Taalcolumns van Ruud Hendrickx

Betty in vraag gesteld

Maandagmorgen, een advertentie in mijn krant. Sober, maar opvallend. “Het is geen blonde slagersvrouw, wiens naam begint met een b.” Geen speld is daartussen te krijgen. Iemand wiens naam met een b begint, is een vent.

Als je van die oubollige taal wilt gebruiken, dan moet je het wel goed doen. Met ‘wiens’ verwijs je alleen maar naar een man, zelfs maar naar één man tegelijk. Marc is een slager uit Ingelmunster wiens vrouw graag “piekert” onder de lakens. Begrijp je?

Naar een vrouw verwijs je met ‘wier’. Betty is de slagersvrouw wier gekir me hoorndol maakt.
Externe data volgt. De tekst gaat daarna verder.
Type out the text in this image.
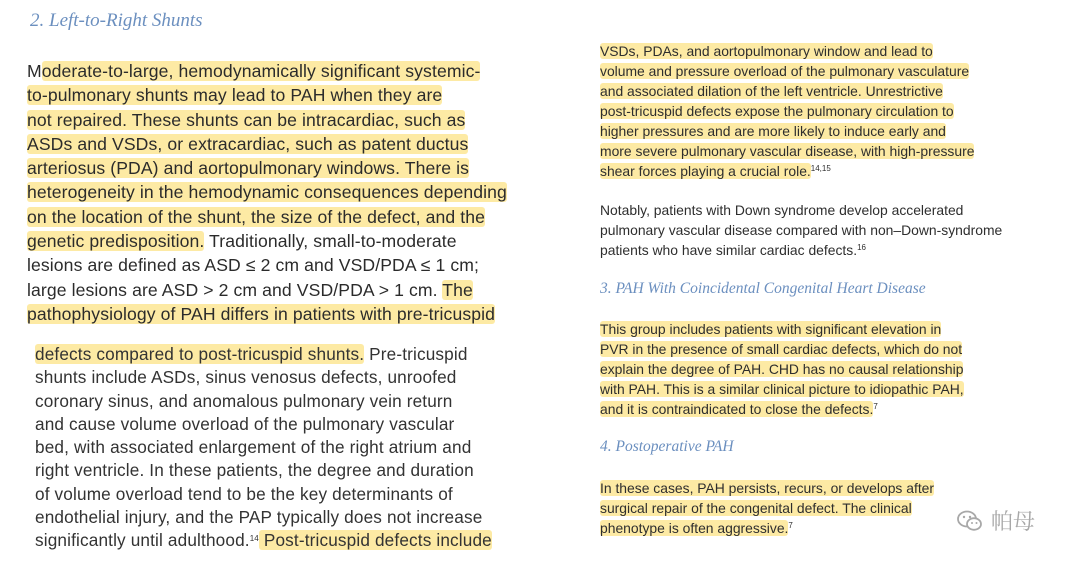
2. Left-to-Right Shunts
Moderate-to-large, hemodynamically significant systemic-
to-pulmonary shunts may lead to PAH when they are
not repaired. These shunts can be intracardiac, such as
ASDs and VSDs, or extracardiac, such as patent ductus
arteriosus (PDA) and aortopulmonary windows. There is
heterogeneity in the hemodynamic consequences depending
on the location of the shunt, the size of the defect, and the
genetic predisposition. Traditionally, small-to-moderate
lesions are defined as ASD ≤ 2 cm and VSD/PDA ≤ 1 cm;
large lesions are ASD > 2 cm and VSD/PDA > 1 cm. The
pathophysiology of PAH differs in patients with pre-tricuspid
defects compared to post-tricuspid shunts. Pre-tricuspid
shunts include ASDs, sinus venosus defects, unroofed
coronary sinus, and anomalous pulmonary vein return
and cause volume overload of the pulmonary vascular
bed, with associated enlargement of the right atrium and
right ventricle. In these patients, the degree and duration
of volume overload tend to be the key determinants of
endothelial injury, and the PAP typically does not increase
significantly until adulthood.$^{14}$ Post-tricuspid defects include
VSDs, PDAs, and aortopulmonary window and lead to
volume and pressure overload of the pulmonary vasculature
and associated dilation of the left ventricle. Unrestrictive
post-tricuspid defects expose the pulmonary circulation to
higher pressures and are more likely to induce early and
more severe pulmonary vascular disease, with high-pressure
shear forces playing a crucial role.$^{14,15}$
Notably, patients with Down syndrome develop accelerated
pulmonary vascular disease compared with non–Down-syndrome
patients who have similar cardiac defects.$^{16}$
3. PAH With Coincidental Congenital Heart Disease
This group includes patients with significant elevation in
PVR in the presence of small cardiac defects, which do not
explain the degree of PAH. CHD has no causal relationship
with PAH. This is a similar clinical picture to idiopathic PAH,
and it is contraindicated to close the defects.$^7$
4. Postoperative PAH
In these cases, PAH persists, recurs, or develops after
surgical repair of the congenital defect. The clinical
phenotype is often aggressive.$^7$	帕母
Maar geef toe: dat krijg je toch niet uit je mond? In gewone mensentaal gebruik je ‘van wie’. “Het is geen blonde slagersvrouw, van wie de naam met een b begint.”

Ook naar een meervoud verwijs je met ‘wier’. Spaar alsjeblieft het taalgevoel van die arme directeur die elke week tientallen formulieren met “Uitsluitend voor de medewerkers in wiens contract sprake is van …” moet ondertekenen. Wier contract.

Hou ook eens op met alles ‘in vraag’ te ‘stellen’. “Het is opvallend”, schrijft een kijker, “hoe vaak de nieuwslezers die uitdrukking gebruiken. Het lijkt mij een flagrant germanisme (‘in Frage stellen’) waar ik mij iedere keer een beetje aan erger.” Ik ook. “Terwijl er een goede Nederlandse uitdrukking beschikbaar is, namelijk ‘ter discussie stellen’.”

En er zijn er nog meer. Je ‘trekt’ het nut van de veiligheidsriem ‘in twijfel’, je kunt ‘een vraagteken zetten’ bij de verklaring van een minister, je kunt ‘vragen stellen’ bij het gevoerde beleid. Zolang je maar niet ‘twijfelt’ aan het zangtalent van Betty.